VIVAnews - Malang bagi SA, murid kelas VI Sekolah Dasar (SD) berusia sekitar 12 tahun itu kini harus menjalani hari yang semakin berat. Malam pergi kerja sampai dini hari. Pagi harinya masuk sekolah dan mengikuti Ujian Nasional.

Beratnya hidup bukan karena kesulitan menjawab soal ujian, tapi karena SA sehari-hari bekerja di sebuah klub malam. Menemani pelanggan yang memesan minuman.

Petaka miris SA itu disampaikan Sekretaris Komisi Perlindungan Anak Indonesia (KPAI), M Ikhsan dalam perbincangan dengan VIVAnews, Selasa 24 April 2012. KPAI mendapat laporan dari warga sekitar tempat tinggal SA. Tim KPAI langsung turun melakukan komunikasi intensif dengan keluarga SA.

"SA bekerja untuk membantu kebutuhan keluarga. Orangtuanya pemulung," kata Ikhsan. Dengan usianya yang sangat dini, ritme hidup SA sangat luar biasa menguras keringat, otak, dan hati tentunya.

SA dan keluarga tinggal di Kampung Beting, Koja, Jakarta Utara. Setiap malam, sekitar pukul 21.00 WIB, SA harus sudah masuk kerja di sebuah klub malam. "Dia menemani pelanggan-pelanggan yang pesan minum. Dia penjaja di kafe," kata Ikhsan.

KPAI akhirnya menurunkan tim untuk berkomunikasi dengan keluarga. Menurut Ikhsan, permasalahan ini bukan hal baru di Tanah Air. Banyak kasus sejenis, anak-anak di bawah umur yang membanting tulang mencari nafkah untuk menopang hidup keluarga.

"Di daerah Jatinegara, Kali Jodoh, Priok, itu banyak mas. Ini semua karena persoalan kemiskinan yang struktural. Tidak ada kerjaan lain demi mencari uang," kata Ikhsan.

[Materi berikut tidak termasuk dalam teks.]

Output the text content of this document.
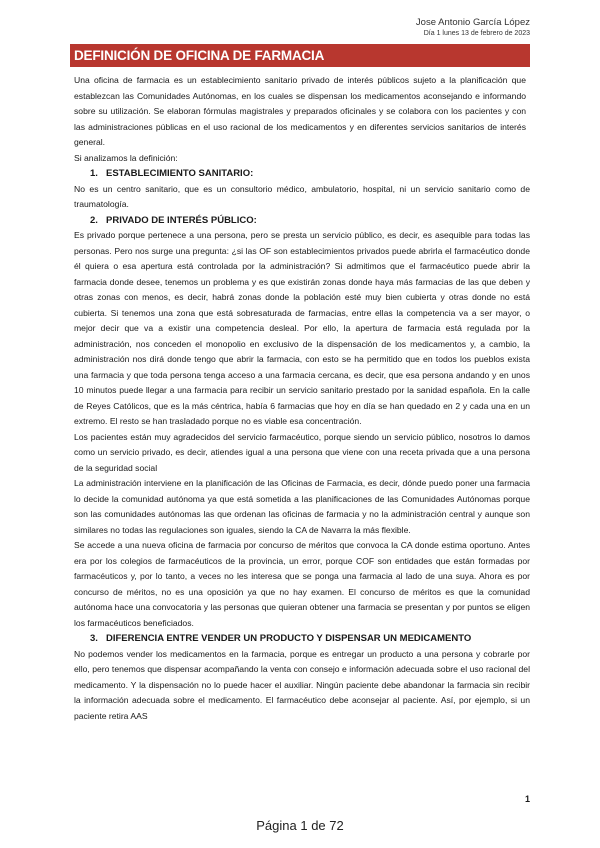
Jose Antonio García López
Día 1 lunes 13 de febrero de 2023
DEFINICIÓN DE OFICINA DE FARMACIA

Una oficina de farmacia es un establecimiento sanitario privado de interés públicos sujeto a la planificación que establezcan las Comunidades Autónomas, en los cuales se dispensan los medicamentos aconsejando e informando sobre su utilización. Se elaboran fórmulas magistrales y preparados oficinales y se colabora con los pacientes y con las administraciones públicas en el uso racional de los medicamentos y en diferentes servicios sanitarios de interés general.

Si analizamos la definición:

1. ESTABLECIMIENTO SANITARIO:

No es un centro sanitario, que es un consultorio médico, ambulatorio, hospital, ni un servicio sanitario como de traumatología.

2. PRIVADO DE INTERÉS PÚBLICO:

Es privado porque pertenece a una persona, pero se presta un servicio público, es decir, es asequible para todas las personas. Pero nos surge una pregunta: ¿si las OF son establecimientos privados puede abrirla el farmacéutico donde él quiera o esa apertura está controlada por la administración? Si admitimos que el farmacéutico puede abrir la farmacia donde desee, tenemos un problema y es que existirán zonas donde haya más farmacias de las que deben y otras zonas con menos, es decir, habrá zonas donde la población esté muy bien cubierta y otras donde no está cubierta. Si tenemos una zona que está sobresaturada de farmacias, entre ellas la competencia va a ser mayor, o mejor decir que va a existir una competencia desleal. Por ello, la apertura de farmacia está regulada por la administración, nos conceden el monopolio en exclusivo de la dispensación de los medicamentos y, a cambio, la administración nos dirá donde tengo que abrir la farmacia, con esto se ha permitido que en todos los pueblos exista una farmacia y que toda persona tenga acceso a una farmacia cercana, es decir, que esa persona andando y en unos 10 minutos puede llegar a una farmacia para recibir un servicio sanitario prestado por la sanidad española. En la calle de Reyes Católicos, que es la más céntrica, había 6 farmacias que hoy en día se han quedado en 2 y cada una en un extremo. El resto se han trasladado porque no es viable esa concentración.

Los pacientes están muy agradecidos del servicio farmacéutico, porque siendo un servicio público, nosotros lo damos como un servicio privado, es decir, atiendes igual a una persona que viene con una receta privada que a una persona de la seguridad social

La administración interviene en la planificación de las Oficinas de Farmacia, es decir, dónde puedo poner una farmacia lo decide la comunidad autónoma ya que está sometida a las planificaciones de las Comunidades Autónomas porque son las comunidades autónomas las que ordenan las oficinas de farmacia y no la administración central y aunque son similares no todas las regulaciones son iguales, siendo la CA de Navarra la más flexible.

Se accede a una nueva oficina de farmacia por concurso de méritos que convoca la CA donde estima oportuno. Antes era por los colegios de farmacéuticos de la provincia, un error, porque COF son entidades que están formadas por farmacéuticos y, por lo tanto, a veces no les interesa que se ponga una farmacia al lado de una suya. Ahora es por concurso de méritos, no es una oposición ya que no hay examen. El concurso de méritos es que la comunidad autónoma hace una convocatoria y las personas que quieran obtener una farmacia se presentan y por puntos se eligen los farmacéuticos beneficiados.

3. DIFERENCIA ENTRE VENDER UN PRODUCTO Y DISPENSAR UN MEDICAMENTO

No podemos vender los medicamentos en la farmacia, porque es entregar un producto a una persona y cobrarle por ello, pero tenemos que dispensar acompañando la venta con consejo e información adecuada sobre el uso racional del medicamento. Y la dispensación no lo puede hacer el auxiliar. Ningún paciente debe abandonar la farmacia sin recibir la información adecuada sobre el medicamento. El farmacéutico debe aconsejar al paciente. Así, por ejemplo, si un paciente retira AAS

1
Página 1 de 72
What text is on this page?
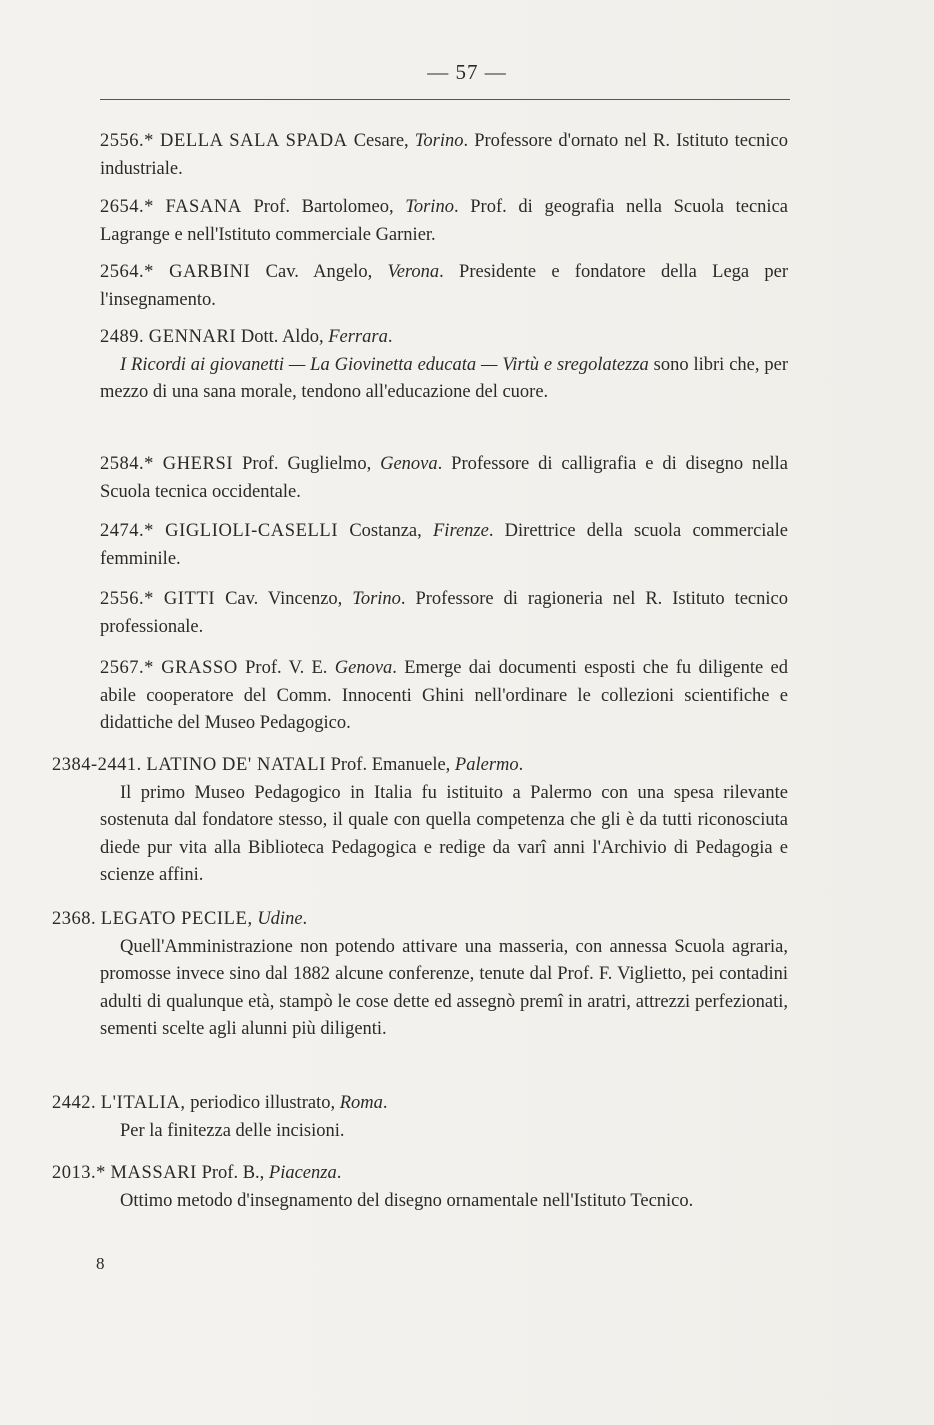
— 57 —

2556.* DELLA SALA SPADA Cesare, Torino. Professore d'ornato nel R. Istituto tecnico industriale.

2654.* FASANA Prof. Bartolomeo, Torino. Prof. di geografia nella Scuola tecnica Lagrange e nell'Istituto commerciale Garnier.

2564.* GARBINI Cav. Angelo, Verona. Presidente e fondatore della Lega per l'insegnamento.

2489. GENNARI Dott. Aldo, Ferrara.

I Ricordi ai giovanetti — La Giovinetta educata — Virtù e sregolatezza sono libri che, per mezzo di una sana morale, tendono all'educazione del cuore.

2584.* GHERSI Prof. Guglielmo, Genova. Professore di calligrafia e di disegno nella Scuola tecnica occidentale.

2474.* GIGLIOLI-CASELLI Costanza, Firenze. Direttrice della scuola commerciale femminile.

2556.* GITTI Cav. Vincenzo, Torino. Professore di ragioneria nel R. Istituto tecnico professionale.

2567.* GRASSO Prof. V. E. Genova. Emerge dai documenti esposti che fu diligente ed abile cooperatore del Comm. Innocenti Ghini nell'ordinare le collezioni scientifiche e didattiche del Museo Pedagogico.

2384-2441. LATINO DE' NATALI Prof. Emanuele, Palermo.

Il primo Museo Pedagogico in Italia fu istituito a Palermo con una spesa rilevante sostenuta dal fondatore stesso, il quale con quella competenza che gli è da tutti riconosciuta diede pur vita alla Biblioteca Pedagogica e redige da varî anni l'Archivio di Pedagogia e scienze affini.

2368. LEGATO PECILE, Udine.

Quell'Amministrazione non potendo attivare una masseria, con annessa Scuola agraria, promosse invece sino dal 1882 alcune conferenze, tenute dal Prof. F. Viglietto, pei contadini adulti di qualunque età, stampò le cose dette ed assegnò premî in aratri, attrezzi perfezionati, sementi scelte agli alunni più diligenti.

2442. L'ITALIA, periodico illustrato, Roma.

Per la finitezza delle incisioni.

2013.* MASSARI Prof. B., Piacenza.

Ottimo metodo d'insegnamento del disegno ornamentale nell'Istituto Tecnico.

8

Malam ini, Ikhsan dan jajaran dari Kementerian Sosial akan bertemu dengan orangtua dan SA. Pertemuan akan dilakukan sebelum SA berangkat kerja. Ikhsan menekankan bahwa, momentum Ujian Nasional ini hanya untuk mengingatkan bahwa masih banyak anak-anak yang tidak bisa ikut ujian karena alasan masing-masing.